When the Iraqi government last month demanded the expulsion of Blackwater USA, the private security firm, I had one reaction: It’s about time.
As a U.S. official in Baghdad for nearly two years, I was frequently the “beneficiary” of Blackwater’s over-the-top zeal. “Just pretend it’s a roller coaster,” I used to tell myself during trips through downtown Baghdad.
We would careen around corners, jump road dividers, reach speeds in excess of 100 mph and often cross over to the wrong side of the street, oncoming traffic be damned.
But much more appalling than the ride was the deleterious effect each movement through town had on the already beleaguered people of Iraq. I began to wonder whether my meetings, intended to further U.S. policy goals and improve the lives of Iraqis, were doing more harm than good. With our drivers honking at, cutting off, pelting with water bottles (a favorite tactic) and menacing with weapons anyone in their way, how many enemies were we creating?
One particularly infuriating time, I was in the town of Irbil in northern Iraq, being driven to a meeting with a Kurdish political leader. We were on a narrow stretch of highway with no shoulders and foot-high barriers on both sides. The lead Suburban in our convoy loomed up behind an old, puttering sedan driven by an older man with a young woman and three children.
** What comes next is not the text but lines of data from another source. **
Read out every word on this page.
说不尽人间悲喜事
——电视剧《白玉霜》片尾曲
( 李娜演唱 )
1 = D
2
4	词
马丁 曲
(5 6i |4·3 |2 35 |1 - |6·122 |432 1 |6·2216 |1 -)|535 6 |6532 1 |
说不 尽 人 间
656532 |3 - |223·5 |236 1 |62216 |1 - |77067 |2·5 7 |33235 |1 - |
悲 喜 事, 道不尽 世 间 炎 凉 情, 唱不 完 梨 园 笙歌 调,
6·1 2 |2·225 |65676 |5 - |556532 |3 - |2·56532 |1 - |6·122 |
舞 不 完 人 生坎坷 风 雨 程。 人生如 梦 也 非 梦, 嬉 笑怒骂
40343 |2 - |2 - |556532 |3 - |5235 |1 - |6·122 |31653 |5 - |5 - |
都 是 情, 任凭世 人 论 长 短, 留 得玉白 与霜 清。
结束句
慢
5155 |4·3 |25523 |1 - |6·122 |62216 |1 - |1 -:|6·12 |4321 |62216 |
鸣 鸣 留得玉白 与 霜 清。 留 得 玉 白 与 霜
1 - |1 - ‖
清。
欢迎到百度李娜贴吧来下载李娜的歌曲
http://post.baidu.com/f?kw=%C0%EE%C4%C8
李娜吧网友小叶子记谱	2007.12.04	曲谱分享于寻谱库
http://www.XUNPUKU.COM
As we approached at typical breakneck speed, the Blackwater driver honked furiously and motioned to the side, as if they should pull over. The kids in the back seat looked back in horror, mouths agape at the sight of the heavily armored Suburbans driven by large, armed men in dark sunglasses. The poor Iraqi driver frantically searched for a means of escape, but there was none. So the lead Blackwater vehicle smashed heedlessly into the car, pushing it into the barrier. We zoomed by too quickly to notice if anyone was hurt.
Until that point I had never mentioned anything to my drivers about their tactics, but this time I could not contain myself.
“Where do you all expect them to go?” I shrieked. “It was an old guy and a family, for goodness’ sake. Was it necessary for them to destroy their poor old car?”
My driver responded impassively: “Ma’am, we’ve been trained to view anyone as a potential threat. You don’t know who they might use as decoys or what the risks are. Terrorists could be disguised as anyone.”
“Well, if they weren’t terrorists before, they certainly are now!” I retorted. Sulking in my seat, I was stunned by the driver’s indifference.
The Iraqis with whom I dealt quickly learned to differentiate between the U.S. military and private contractors. The military has established rules of engagement, plus it is required to pay compensation for damages (though it is a difficult and bureaucratic process). Blackwater seemed to have no such rules, paid no compensation and, per long-standing Coalition Provisional Authority fiat, had immunity from prosecution under Iraqi law.
As we do the work of bridge building and improving our host citizens’ lives, if the people providing our transportation and security are antagonizing, angering and even killing the people we are putatively trying to help, our entire mission is undermined.